Conference brings ‘voiceless’ victims of torture out of the shadows
A husband and wife from Cuidad Juarez, Mexico, who alleged they were kidnapped and threatened by Mexican police, address the audience at the Voice of the Voiceless Forum in El Paso, Texas, April 27. CNS photo/Joseph Kolb
The haunting image of the husband and wife, their heads and faces draped with black cloth, describing torture at the hands of the Mexican police in their native Ciudad Juarez, demonstrated the continued seriousness of the human rights crisis in Mexico and Latin America.
That crisis was the theme of the Voice of the Voiceless Immigration Forum sponsored by Annunciation House in El Paso April 27-28.
After his vehicle was carjacked by police, the husband courageously attempted to report the incident to officials. This was met with three days of torture at the hands of the suspect officers. He was handcuffed to a post and repeatedly beaten in the chest. This was followed by needles inserted through his nipples.

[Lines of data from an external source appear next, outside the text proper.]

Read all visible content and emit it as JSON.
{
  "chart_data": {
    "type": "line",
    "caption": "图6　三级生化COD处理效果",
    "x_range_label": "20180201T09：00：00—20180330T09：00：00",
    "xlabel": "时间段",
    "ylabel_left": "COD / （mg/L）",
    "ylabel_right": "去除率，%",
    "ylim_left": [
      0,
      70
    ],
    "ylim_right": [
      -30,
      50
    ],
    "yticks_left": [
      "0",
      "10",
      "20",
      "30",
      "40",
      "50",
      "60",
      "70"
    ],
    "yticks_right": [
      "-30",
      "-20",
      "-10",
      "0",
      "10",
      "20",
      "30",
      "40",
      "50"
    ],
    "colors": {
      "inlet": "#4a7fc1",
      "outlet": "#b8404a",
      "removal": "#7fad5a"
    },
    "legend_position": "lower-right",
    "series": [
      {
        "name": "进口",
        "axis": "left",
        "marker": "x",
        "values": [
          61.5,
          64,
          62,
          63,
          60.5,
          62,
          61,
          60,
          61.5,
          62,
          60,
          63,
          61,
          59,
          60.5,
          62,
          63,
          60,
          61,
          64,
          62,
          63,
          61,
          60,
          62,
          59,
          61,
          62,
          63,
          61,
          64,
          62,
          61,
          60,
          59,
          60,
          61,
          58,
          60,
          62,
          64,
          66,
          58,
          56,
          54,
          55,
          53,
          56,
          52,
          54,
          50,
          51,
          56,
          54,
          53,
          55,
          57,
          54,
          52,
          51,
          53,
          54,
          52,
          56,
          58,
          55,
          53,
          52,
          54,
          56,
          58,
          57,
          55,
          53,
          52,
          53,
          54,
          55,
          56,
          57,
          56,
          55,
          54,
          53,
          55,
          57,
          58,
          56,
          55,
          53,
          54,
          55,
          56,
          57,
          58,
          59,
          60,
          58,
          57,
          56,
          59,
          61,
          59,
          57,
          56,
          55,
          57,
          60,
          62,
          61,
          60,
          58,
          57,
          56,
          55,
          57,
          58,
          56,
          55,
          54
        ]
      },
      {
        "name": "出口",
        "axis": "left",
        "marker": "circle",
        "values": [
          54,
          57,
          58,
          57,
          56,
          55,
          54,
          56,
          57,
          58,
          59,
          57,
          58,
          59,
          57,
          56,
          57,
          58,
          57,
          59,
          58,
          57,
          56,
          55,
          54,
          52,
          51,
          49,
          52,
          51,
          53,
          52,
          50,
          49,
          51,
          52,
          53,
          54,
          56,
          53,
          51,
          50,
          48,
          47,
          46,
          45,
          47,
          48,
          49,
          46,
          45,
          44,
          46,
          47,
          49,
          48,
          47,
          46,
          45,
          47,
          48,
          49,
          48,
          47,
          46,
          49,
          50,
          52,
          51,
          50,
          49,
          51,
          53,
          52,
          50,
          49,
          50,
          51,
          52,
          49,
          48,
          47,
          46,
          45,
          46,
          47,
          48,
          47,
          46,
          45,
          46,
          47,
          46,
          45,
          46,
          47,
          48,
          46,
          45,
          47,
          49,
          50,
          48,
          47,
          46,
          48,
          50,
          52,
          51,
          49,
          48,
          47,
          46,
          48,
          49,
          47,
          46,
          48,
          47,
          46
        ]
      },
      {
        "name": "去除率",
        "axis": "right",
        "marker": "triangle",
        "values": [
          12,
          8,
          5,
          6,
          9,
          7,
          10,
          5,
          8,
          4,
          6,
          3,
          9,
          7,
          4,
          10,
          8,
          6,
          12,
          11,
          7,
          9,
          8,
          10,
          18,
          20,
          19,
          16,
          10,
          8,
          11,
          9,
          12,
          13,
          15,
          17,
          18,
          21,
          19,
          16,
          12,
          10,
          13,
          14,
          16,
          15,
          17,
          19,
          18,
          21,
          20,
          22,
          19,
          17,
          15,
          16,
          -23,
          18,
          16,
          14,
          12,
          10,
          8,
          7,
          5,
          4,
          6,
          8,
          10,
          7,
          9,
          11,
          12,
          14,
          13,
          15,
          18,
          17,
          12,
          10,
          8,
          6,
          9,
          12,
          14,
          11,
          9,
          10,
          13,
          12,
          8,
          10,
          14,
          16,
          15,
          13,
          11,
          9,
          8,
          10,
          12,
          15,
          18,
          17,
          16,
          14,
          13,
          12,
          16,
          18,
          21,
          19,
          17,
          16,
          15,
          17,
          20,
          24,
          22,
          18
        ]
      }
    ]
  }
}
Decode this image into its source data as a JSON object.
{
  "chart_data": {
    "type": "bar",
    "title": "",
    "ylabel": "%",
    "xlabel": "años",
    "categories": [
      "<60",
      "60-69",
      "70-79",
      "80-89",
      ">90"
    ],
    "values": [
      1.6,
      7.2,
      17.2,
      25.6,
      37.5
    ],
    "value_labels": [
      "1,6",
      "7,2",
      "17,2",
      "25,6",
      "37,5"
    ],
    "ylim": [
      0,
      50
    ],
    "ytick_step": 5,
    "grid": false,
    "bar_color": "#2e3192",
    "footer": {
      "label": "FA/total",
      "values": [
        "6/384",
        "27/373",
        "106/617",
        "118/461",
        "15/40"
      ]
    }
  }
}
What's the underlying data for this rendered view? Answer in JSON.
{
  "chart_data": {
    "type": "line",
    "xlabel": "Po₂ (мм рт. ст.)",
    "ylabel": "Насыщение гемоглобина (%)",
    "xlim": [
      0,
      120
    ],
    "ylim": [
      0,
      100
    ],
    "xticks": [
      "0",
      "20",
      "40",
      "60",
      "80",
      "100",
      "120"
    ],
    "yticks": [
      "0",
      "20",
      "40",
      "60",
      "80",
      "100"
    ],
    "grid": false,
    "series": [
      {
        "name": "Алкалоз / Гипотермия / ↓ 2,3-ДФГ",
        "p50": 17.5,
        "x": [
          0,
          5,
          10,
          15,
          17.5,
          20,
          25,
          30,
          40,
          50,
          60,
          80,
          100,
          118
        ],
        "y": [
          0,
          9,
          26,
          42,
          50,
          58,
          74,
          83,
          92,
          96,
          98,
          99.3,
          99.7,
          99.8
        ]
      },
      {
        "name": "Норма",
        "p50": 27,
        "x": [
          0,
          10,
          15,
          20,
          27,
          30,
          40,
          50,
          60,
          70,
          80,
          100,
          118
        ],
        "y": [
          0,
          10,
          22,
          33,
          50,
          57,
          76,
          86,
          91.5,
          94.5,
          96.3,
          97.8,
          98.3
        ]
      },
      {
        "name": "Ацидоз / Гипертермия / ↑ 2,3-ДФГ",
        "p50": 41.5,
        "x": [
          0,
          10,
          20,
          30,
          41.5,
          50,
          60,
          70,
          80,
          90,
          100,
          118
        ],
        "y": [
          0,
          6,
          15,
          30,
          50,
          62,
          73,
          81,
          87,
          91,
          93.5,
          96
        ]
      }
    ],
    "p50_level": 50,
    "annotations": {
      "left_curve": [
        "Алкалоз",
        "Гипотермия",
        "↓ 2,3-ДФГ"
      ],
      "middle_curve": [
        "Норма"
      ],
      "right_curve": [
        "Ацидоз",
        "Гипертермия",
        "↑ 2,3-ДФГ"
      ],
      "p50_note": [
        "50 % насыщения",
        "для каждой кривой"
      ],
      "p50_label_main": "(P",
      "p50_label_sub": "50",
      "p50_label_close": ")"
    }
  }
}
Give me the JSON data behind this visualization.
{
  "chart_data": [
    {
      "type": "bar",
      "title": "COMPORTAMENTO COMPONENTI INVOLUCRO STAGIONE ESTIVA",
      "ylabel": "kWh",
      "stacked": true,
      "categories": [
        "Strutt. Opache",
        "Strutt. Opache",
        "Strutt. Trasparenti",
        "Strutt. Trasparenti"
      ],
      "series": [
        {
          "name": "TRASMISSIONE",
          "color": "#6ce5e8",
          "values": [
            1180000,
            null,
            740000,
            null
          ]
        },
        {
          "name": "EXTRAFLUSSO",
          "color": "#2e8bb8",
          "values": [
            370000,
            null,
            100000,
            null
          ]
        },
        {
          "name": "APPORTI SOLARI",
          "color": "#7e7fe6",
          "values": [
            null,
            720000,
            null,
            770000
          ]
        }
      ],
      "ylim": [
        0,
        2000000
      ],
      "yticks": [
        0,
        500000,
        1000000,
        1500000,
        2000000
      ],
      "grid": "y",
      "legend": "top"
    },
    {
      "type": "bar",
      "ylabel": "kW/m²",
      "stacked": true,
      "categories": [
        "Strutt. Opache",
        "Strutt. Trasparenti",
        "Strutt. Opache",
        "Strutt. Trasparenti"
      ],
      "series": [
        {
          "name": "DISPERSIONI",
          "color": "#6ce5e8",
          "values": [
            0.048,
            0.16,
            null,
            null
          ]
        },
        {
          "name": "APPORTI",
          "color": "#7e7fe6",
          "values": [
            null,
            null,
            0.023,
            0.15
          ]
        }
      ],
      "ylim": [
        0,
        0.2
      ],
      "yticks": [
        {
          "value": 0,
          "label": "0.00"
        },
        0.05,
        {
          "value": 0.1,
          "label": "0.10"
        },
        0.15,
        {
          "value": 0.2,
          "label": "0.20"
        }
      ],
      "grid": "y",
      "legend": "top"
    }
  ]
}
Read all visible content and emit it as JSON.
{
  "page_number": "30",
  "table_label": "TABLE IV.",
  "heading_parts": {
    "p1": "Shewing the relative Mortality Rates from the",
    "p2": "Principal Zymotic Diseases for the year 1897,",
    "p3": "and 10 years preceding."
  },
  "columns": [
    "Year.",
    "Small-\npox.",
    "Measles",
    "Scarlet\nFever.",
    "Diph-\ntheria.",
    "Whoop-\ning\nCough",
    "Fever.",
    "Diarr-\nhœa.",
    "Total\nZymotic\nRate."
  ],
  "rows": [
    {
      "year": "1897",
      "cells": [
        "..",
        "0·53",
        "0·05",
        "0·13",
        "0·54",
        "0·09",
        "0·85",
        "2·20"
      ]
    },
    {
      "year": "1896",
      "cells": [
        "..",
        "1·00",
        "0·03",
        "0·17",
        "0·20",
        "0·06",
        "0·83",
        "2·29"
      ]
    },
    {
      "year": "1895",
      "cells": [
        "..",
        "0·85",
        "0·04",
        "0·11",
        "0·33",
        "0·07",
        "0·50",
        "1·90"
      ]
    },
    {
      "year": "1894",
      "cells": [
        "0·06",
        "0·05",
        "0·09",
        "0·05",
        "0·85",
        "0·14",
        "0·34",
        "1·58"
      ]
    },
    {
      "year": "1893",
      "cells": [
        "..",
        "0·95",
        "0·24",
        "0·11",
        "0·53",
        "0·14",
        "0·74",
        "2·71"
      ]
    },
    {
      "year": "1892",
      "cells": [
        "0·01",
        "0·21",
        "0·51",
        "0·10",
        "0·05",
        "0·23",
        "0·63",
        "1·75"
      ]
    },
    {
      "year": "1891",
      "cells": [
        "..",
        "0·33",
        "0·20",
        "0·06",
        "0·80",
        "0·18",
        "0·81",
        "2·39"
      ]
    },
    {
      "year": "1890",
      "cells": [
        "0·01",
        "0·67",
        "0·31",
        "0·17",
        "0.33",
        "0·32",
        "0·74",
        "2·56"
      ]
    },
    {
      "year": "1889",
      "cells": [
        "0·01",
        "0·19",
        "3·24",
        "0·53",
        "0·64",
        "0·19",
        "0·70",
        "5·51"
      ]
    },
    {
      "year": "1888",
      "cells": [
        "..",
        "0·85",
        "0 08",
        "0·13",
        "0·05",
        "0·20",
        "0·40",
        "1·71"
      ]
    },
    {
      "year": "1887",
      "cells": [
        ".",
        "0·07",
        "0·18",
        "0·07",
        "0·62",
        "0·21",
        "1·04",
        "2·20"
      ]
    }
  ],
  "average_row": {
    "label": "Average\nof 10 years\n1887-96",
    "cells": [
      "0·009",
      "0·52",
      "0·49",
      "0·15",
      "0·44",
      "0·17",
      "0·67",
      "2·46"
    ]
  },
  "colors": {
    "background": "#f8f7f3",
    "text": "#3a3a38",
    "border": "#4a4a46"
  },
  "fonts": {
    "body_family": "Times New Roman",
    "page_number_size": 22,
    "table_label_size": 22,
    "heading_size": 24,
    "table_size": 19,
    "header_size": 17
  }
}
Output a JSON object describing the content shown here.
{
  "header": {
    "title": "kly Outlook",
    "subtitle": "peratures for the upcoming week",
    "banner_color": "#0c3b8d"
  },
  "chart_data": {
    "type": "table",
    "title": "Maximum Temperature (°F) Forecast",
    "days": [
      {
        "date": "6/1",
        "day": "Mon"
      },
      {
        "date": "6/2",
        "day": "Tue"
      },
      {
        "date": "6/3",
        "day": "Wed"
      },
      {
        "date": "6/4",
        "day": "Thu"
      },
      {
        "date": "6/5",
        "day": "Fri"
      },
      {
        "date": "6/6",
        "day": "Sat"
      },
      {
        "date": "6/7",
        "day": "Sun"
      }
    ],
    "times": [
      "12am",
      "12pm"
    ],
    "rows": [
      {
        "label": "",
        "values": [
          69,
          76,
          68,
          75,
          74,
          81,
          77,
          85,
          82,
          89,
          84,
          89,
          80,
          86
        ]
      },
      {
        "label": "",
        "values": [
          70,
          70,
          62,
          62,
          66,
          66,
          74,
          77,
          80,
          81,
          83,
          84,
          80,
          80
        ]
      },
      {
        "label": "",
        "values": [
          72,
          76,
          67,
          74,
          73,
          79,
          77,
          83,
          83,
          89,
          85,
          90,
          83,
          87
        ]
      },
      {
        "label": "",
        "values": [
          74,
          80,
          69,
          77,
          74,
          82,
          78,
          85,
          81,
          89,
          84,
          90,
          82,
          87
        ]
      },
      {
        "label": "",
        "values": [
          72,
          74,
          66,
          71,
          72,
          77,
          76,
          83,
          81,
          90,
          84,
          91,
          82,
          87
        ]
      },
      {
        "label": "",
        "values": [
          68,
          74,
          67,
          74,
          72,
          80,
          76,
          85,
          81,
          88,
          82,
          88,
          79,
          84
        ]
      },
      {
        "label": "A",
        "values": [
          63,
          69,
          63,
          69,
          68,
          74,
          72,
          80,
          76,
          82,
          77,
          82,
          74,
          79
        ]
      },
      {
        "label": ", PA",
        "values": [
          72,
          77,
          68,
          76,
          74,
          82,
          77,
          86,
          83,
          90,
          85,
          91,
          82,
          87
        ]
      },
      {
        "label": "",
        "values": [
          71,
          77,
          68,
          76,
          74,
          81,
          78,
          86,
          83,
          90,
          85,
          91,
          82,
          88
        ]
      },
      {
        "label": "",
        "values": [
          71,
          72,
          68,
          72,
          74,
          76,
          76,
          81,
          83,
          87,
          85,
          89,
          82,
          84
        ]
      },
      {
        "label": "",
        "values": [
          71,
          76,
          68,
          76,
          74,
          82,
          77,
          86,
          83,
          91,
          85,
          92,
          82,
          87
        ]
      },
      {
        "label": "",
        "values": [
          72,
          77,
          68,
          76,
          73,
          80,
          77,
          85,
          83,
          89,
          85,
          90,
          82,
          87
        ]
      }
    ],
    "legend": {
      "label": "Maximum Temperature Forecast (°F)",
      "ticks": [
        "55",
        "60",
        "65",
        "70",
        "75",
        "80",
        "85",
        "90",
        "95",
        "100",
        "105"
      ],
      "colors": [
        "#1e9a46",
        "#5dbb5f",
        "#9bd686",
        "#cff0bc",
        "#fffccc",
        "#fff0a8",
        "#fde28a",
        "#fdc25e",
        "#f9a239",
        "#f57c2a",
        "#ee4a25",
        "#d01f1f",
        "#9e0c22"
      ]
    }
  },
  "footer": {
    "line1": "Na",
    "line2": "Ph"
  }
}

“They told me they had all the power in the world to do what they were doing,” said the husband. “They threatened to kill me, my wife and son if I didn’t remove the charges.”
His wife was forced to collect a ransom she could not fully obtain. Fearing her husband would be killed, she gave the police what she was able to collect and hoped they would accept it for her husband’s release.
The man was dumped in a vacant lot beside his wife, who was also abducted.
They immediately sought asylum in the United States and currently live at Annunciation House, an immigrant shelter in El Paso.
“We were told the next time would not be a warning and we would be killed,” the husband said.
The couple left everything, their families and belongings and fled to El Paso seeking asylum protection. They quickly discovered they would not be welcomed unconditionally by U.S. immigration officials, despite their plight.
“We came to the United States for asylum and they treat us like criminals,” said the wife, describing the arduous and dehumanizing asylum process. The couple does have legal representation but the success rate is low for Mexicans seeking asylum.
Ruben Garcia, director of Annunciation House and recipient of the 2012 Pax Christi Teacher of Peace award, continues his advocacy for immigrants such as this husband and wife, and hopes that word of what is occurring south of the border reaches a broader population through forums like this one.
“This is an out-of-sight, out-of-mind problem in the U.S. and the issue in Mexico is in a corrupted institutional quagmire,” Garcia said. “This has been going on for 20 to 30 years and we have a tendency to ignore what we don’t see.”
Garcia said the inequity in news coverage of Mexico and the Middle East contributes to the problem. He said because of the higher level of financial investment in the Middle East there is a greater need to demonstrate the instability in the region to justify the “wasting of more U.S. tax dollars.”
And in the meantime, the crisis in Mexico continues to be ignored. Garcia hoped to further highlight the crisis by projecting the names of 10,000 murder victims from Ciudad Juarez alone since 2008 on the side of their 100-year-old downtown El Paso brick building.
Father Bill Morton, a Columban priest expelled from Mexico because of his advocacy work, said the blood these people spilled sanctified the ground where they fell, compelling Catholics to recognize the crisis.
“Their blood stains are now holy ground and we will not let them be victimized again by forgetting them,” Father Morton said.
Also speaking at the forum was Mexican poet and author Javier Sicilia, whose son was murdered in 2011. He has since dedicated his life to pleading for an end to the drug war which has claimed more than 50,000 lives in Mexico since 2006.
Sicilia made frequent references to St. Paul and the importance of hope.
“We need to hope; if there is no hope the darkness will never end,” Sicilia said. “We live in evil; Mexico lives in evilness.”
He said parents like himself will never get their children back but through increasing awareness hope can spread.
“We need to recognize the dignity of human life and turn our pain into love so we can hope for the miracle of peace and justice,” he said.